Not only that, but sometimes a reunion can be as simple as sending a text. Post Hurricane Sandy, a rescue worker texted the O’Donovan family about a dog in their care: turns out, it was the family dog, Buster.
Posting all those embarrassing puppy pictures to Facebook is actually helpful
The Internet is the best virtual flyer that you can put out. Scratch that, it’s the best FLYER, period. There’s no better way to alert your friends, family, neighborhood (really, the entire world) than posting about an MIA doge on Facebook, Twitter, Tumblr, Snapchat: basically, there’s a wealth of tools a click away. Many social media networks and online communities allow you to set alerts to find pets. Posting a pic on your timeline assures people will see it and it won’t get torn down, muddied, or otherwise rendered less than visible. There are whole Facebook pages devoted to missing pets. Plus, depending on the shelter and/or rescue organization, not only is reaching out to the important networks easier than ever, you may be able to post your missing pet or find them via their newest intake pics.

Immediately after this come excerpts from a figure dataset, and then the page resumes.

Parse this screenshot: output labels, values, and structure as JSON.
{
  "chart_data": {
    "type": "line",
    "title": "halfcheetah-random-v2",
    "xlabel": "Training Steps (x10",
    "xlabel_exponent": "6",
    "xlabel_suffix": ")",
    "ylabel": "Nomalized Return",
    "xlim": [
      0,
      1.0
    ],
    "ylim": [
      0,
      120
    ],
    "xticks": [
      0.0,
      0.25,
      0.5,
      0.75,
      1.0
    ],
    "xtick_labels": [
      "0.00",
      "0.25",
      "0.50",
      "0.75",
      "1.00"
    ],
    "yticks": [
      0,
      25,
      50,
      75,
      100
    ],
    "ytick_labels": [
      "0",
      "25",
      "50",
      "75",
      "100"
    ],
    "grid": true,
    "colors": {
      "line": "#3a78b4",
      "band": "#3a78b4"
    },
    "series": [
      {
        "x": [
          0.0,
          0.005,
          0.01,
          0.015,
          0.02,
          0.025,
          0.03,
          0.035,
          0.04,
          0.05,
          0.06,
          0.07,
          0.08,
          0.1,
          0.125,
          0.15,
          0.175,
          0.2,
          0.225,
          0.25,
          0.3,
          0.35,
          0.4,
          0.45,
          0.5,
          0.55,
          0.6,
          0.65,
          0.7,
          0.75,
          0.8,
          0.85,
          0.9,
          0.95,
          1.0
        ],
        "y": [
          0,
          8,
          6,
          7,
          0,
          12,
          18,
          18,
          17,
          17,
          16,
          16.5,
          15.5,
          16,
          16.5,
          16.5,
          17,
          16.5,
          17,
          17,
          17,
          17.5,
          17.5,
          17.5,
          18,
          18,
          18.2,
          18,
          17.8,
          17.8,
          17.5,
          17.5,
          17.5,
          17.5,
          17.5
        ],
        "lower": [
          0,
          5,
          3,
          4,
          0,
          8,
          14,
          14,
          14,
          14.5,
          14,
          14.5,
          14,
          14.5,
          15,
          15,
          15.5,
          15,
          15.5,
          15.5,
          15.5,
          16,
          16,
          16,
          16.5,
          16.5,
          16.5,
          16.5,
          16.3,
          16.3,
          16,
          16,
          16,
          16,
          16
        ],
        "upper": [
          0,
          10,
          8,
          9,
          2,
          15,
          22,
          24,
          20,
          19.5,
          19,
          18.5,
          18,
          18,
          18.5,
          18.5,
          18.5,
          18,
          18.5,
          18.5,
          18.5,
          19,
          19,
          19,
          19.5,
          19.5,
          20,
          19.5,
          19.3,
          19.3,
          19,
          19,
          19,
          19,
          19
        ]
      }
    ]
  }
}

When Ryan Pierson’s Italian Greyhound Apollo went on a solo exploratory mission, one post to Facebook resulted in 2,500 shares in 48 hours, calls every hour with possible sightings, and ultimately, the safe return of Apollo. Similarly, when Abby, the blind pup of Mark May went missing during a snowstorm, he successfully used social media to track her down and get her home.
Microchipping isn’t just for androids or electric sheep
Microchips are not only super freaking cool, but a lost doge’s best friend (other than a kindly hooman). A serial number and a scan can result in the quick ID of your dog by any vet, shelter or rescue. A study by the ASPCA found that fifteen percent of lost pets were returned solely due to their microchip ID. Plus, the return rate for microchipped dogs is two-and-a-half times higher than those without. Lastly, many of those GPS tracking and locating apps mentioned above rely on microchipping to help them with their location software. So, get that pup chipped!
Your pup’s face on a milk carton just got taken to the next level
Much like the people Amber Alert, the Pet Amber Alert is a database of lost and/or missing pets. By entering your pooch’s info into the database, they allow you to reach multiple police stations, vet offices, shelters and rescue groups. They also will help to design a physical poster and will alert via phone and social media channels, all to help your wayward pup find its paws home.